A figura do juiz das garantias, prevista nos arts. 3º-A a 3º-F, do CPP, ainda não
entrou em vigor, pois uma liminar do STF suspendeu a sua eficácia por prazo
indefinido até que o Plenário da Corte avalie o mérito (Medida Cautelar na Ação
Direta de Inconstitucionalidade n. 6.299-DF, rel. Luiz Fux, 22.1.2020).

SÍNTESE
Sistema inquisitivo: ausência de contraditório e ampla defesa; sigilo no procedimento; ausência ou limitação de
recursos; inviabilidade de recusa do órgão investigador/julgador; confusão no mesmo órgão das funções acusatória
e julgadora; predomínio da linguagem escrita.

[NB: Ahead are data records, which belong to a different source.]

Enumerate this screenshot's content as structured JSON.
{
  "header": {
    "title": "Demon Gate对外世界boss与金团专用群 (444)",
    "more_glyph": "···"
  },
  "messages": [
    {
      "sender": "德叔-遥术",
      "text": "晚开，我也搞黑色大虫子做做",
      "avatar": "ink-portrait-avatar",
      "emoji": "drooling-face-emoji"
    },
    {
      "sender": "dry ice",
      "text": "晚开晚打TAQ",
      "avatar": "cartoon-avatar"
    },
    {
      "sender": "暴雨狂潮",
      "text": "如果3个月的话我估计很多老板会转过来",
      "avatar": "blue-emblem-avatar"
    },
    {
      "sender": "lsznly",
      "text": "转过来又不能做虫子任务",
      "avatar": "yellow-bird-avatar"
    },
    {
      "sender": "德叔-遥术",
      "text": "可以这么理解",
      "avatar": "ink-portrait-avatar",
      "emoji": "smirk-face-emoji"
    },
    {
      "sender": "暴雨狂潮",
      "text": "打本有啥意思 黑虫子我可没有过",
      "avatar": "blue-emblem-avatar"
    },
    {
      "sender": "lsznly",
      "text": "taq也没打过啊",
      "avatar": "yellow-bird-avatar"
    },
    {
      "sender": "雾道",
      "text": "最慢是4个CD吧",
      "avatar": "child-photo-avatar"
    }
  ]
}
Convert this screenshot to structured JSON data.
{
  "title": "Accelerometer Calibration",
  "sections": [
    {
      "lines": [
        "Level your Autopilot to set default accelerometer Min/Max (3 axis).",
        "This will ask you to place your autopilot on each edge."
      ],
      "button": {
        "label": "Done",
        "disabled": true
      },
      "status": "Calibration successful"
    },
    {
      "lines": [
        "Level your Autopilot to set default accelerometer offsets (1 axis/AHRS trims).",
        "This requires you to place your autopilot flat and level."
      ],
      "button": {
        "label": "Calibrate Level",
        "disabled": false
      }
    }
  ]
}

Sistema acusatório: enaltecimento do contraditório e da ampla defesa; publicidade dos atos; duplo grau de
jurisdição assegurado; possibilidade de recusa do julgador; impossibilidade de confusão no mesmo órgão de
acusador e juiz.
Sistema misto: início da investigação contando com os princípios regentes do sistema inquisitivo; processo-
crime instruído pelos princípios condutores do sistema acusatório; predomínio da linguagem oral.